See a 10-foot-tall jackalope, learn about the history of Spam and experience the calm of a Japanese garden as you journey along Interstate 90.

Interstate 90—the longest interstate in the United States, covering 3,021 miles from Washington to Massachusetts—cuts through the Black Hills and Badlands of South Dakota before passing through Minnesota and on to major Midwest destinations like Madison, Wisconsin; Chicago; and Cleveland. Break up your drive with little-known or quirky stops like these.
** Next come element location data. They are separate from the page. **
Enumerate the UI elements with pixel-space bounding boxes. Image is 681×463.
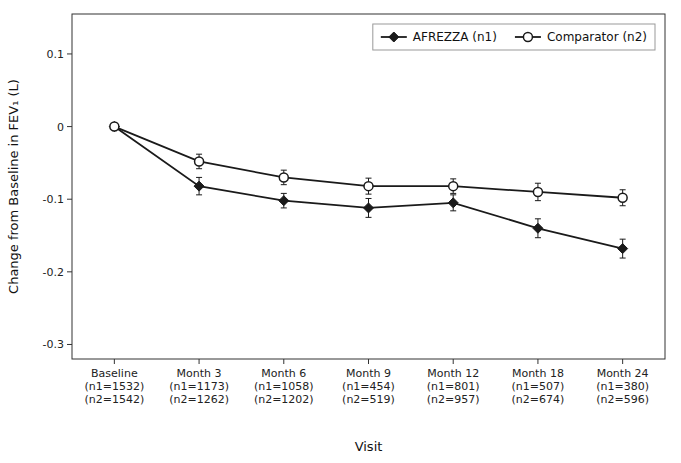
x-tick-label: Month 3(n1=1173)(n2=1262) xyxy=(169,367,229,406)
y-tick-label: -0.2 xyxy=(43,266,64,279)
y-tick-label: -0.3 xyxy=(43,338,64,351)
y-tick-label: -0.1 xyxy=(43,193,64,206)
x-tick xyxy=(368,359,369,364)
y-axis-label: Change from Baseline in FEV₁ (L) xyxy=(6,79,21,294)
x-tick-label-line: (n2=1542) xyxy=(84,393,144,406)
x-tick-label-line: (n2=1262) xyxy=(169,393,229,406)
x-tick-label-line: (n2=957) xyxy=(427,393,480,406)
x-tick-label-line: Month 3 xyxy=(177,367,222,380)
x-tick-label-line: (n1=454) xyxy=(342,380,395,393)
x-tick-label: Month 18(n1=507)(n2=674) xyxy=(512,367,565,406)
x-tick-label-line: Month 9 xyxy=(346,367,391,380)
x-tick-label-line: (n1=1532) xyxy=(84,380,144,393)
y-tick-label: 0.1 xyxy=(47,48,65,61)
x-tick-label: Month 24(n1=380)(n2=596) xyxy=(596,367,649,406)
y-tick xyxy=(67,271,72,272)
point xyxy=(533,223,543,233)
marks xyxy=(109,122,627,258)
x-tick-label-line: Baseline xyxy=(91,367,138,380)
x-tick-label-line: Month 6 xyxy=(261,367,306,380)
x-tick-label-line: (n2=596) xyxy=(596,393,649,406)
legend-label: AFREZZA (n1) xyxy=(413,30,497,44)
point xyxy=(110,122,119,131)
x-tick-label-line: (n2=1202) xyxy=(254,393,314,406)
chart: -0.3 -0.2 -0.1 0 0.1 Baseline(n1=1532)(n2=154… xyxy=(0,0,681,463)
legend-box xyxy=(373,24,655,50)
x-axis-label: Visit xyxy=(355,439,383,454)
x-tick xyxy=(283,359,284,364)
point xyxy=(449,182,458,191)
x-tick-label-line: (n1=507) xyxy=(512,380,565,393)
x-tick-label-line: (n2=674) xyxy=(512,393,565,406)
x-tick-label-line: Month 24 xyxy=(597,367,649,380)
point xyxy=(279,173,288,182)
point xyxy=(364,203,374,213)
x-tick xyxy=(114,359,115,364)
y-tick xyxy=(67,53,72,54)
point xyxy=(109,122,119,132)
legend-marker xyxy=(389,32,399,42)
x-tick-label: Month 6(n1=1058)(n2=1202) xyxy=(254,367,314,406)
x-tick-label: Month 12(n1=801)(n2=957) xyxy=(427,367,480,406)
x-tick-label-line: (n1=1058) xyxy=(254,380,314,393)
x-tick-label-line: (n1=1173) xyxy=(169,380,229,393)
x-tick-label: Baseline(n1=1532)(n2=1542) xyxy=(84,367,144,406)
point xyxy=(279,196,289,206)
point xyxy=(364,182,373,191)
y-tick xyxy=(67,344,72,345)
point xyxy=(448,198,458,208)
plot-frame xyxy=(72,14,665,359)
point xyxy=(195,157,204,166)
legend-marker xyxy=(523,33,532,42)
legend: AFREZZA (n1) Comparator (n2) xyxy=(373,24,655,50)
point xyxy=(618,193,627,202)
legend-label: Comparator (n2) xyxy=(547,30,647,44)
y-tick xyxy=(67,126,72,127)
point xyxy=(618,244,628,254)
x-tick xyxy=(453,359,454,364)
x-tick-label-line: (n1=380) xyxy=(596,380,649,393)
point xyxy=(194,181,204,191)
x-tick-label-line: Month 18 xyxy=(512,367,564,380)
series-line xyxy=(114,127,622,249)
y-tick xyxy=(67,199,72,200)
series-line xyxy=(114,127,622,198)
x-tick xyxy=(622,359,623,364)
x-tick-label: Month 9(n1=454)(n2=519) xyxy=(342,367,395,406)
point xyxy=(533,187,542,196)
y-tick-label: 0 xyxy=(57,121,64,134)
x-tick-label-line: (n1=801) xyxy=(427,380,480,393)
x-tick-label-line: (n2=519) xyxy=(342,393,395,406)
x-tick-label-line: Month 12 xyxy=(427,367,479,380)
x-tick xyxy=(199,359,200,364)
x-tick xyxy=(537,359,538,364)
falls park big sioux river south dakota
Falls Park
| Credit: John Noltner

South Dakota

Wall Drug, Wall—Exit 110

A 10-foot-tall jackalope (saddled for riding) and 80-foot-long dinosaur with light bulb eyes compete for camera time at this sprawling Black Hills palace of kitsch, 55 miles east of Rapid City. Nearly 2 million visitors per year drink the famous free ice water, prospect in the DIY gold mine and browse Western gear.

Falls Park, Sioux Falls—Exit 400

Each second, 7,400 gallons of Big Sioux River water plunge 100 feet over pink quartzite ledges in the heart of the city at Falls Park. Climb a five-story tower for the best view. Also check out sculptures and historical buildings, like the 1908 Sioux Falls Light and Power structure and 1881 Queen Bee Mill. If you've got time, there's outdoor adventure and public art, too.

blue mounds state park
Credit: John Noltner


Blue Mounds State Park, Luverne—Exit 12

Settlers called the park's landmark Sioux quartzite cliff the Blue Mound, and the name stuck. Prairie pleasures abound at Blue Mounds, such as watching bison graze on wild grasses, seeing prickly pear cacti bloom in June and July, and hiking windswept trails rife with wildlife.

Spam Museum, Austin—Exit 178A

Learn all about the history of this spiced ground ham and pork product and the Hormel family who created it at the free Spam Museum. A curated assortment of Spam commercials from around the world will have you giggling. And if you've been dying to know how many Spam cans tall you are, you'll  finally get your answer.


Ishnala Supper Club, Wisconsin Dells—Exit 89 or 92

Supper clubs didn't start in Wisconsin, but they flourished here. Ishnala is set on a bluff overlooking Mirror Lake, in a space with rustic cabin ambience. Reservations aren't accepted, so if you have to wait for a table, sip a brandy Old-Fashioned and ponder: Prime rib? Steak? Seafood? It's all good here.

anderson japanese gardens
Credit: Bob Stefko


Anderson Japanese Gardens, Rockford—Exit 12 or 15

Experience a sense of calm, renewal and discovery at this 12-acre haven designed to invigorate the soul. In addition to gardens, streams, waterfalls, winding pathways and koi-filled ponds, the Rockford site offers tea ceremonies and instruction in yoga, meditation, origami and calligraphy.


RV/MH Hall of Fame and Museum, Elkhart—Exit 96

Trace the evolution of a leisure travel revolution in the RV Capital of the World. (Around 80 percent of recreational vehicles are made near Elkhart.) The models parked in the museum's faux campground span more than a century. The oldest? A 1913 Earl Travel Trailer attached to a Model T Ford.

prestis bakery and cafe
Credit: Kevin J. Miyazaki


Little Italy, Cleveland—Exit 177

Restaurants, boutiques, art galleries and museums beckon in this walkable neighborhood just east of downtown. Italians who began settling here in the late 1800s created a delicious legacy. Taste it at family-owned Presti's Bakery and Cafe, home of cannoli, tiramisu and huge cream puffs since 1903.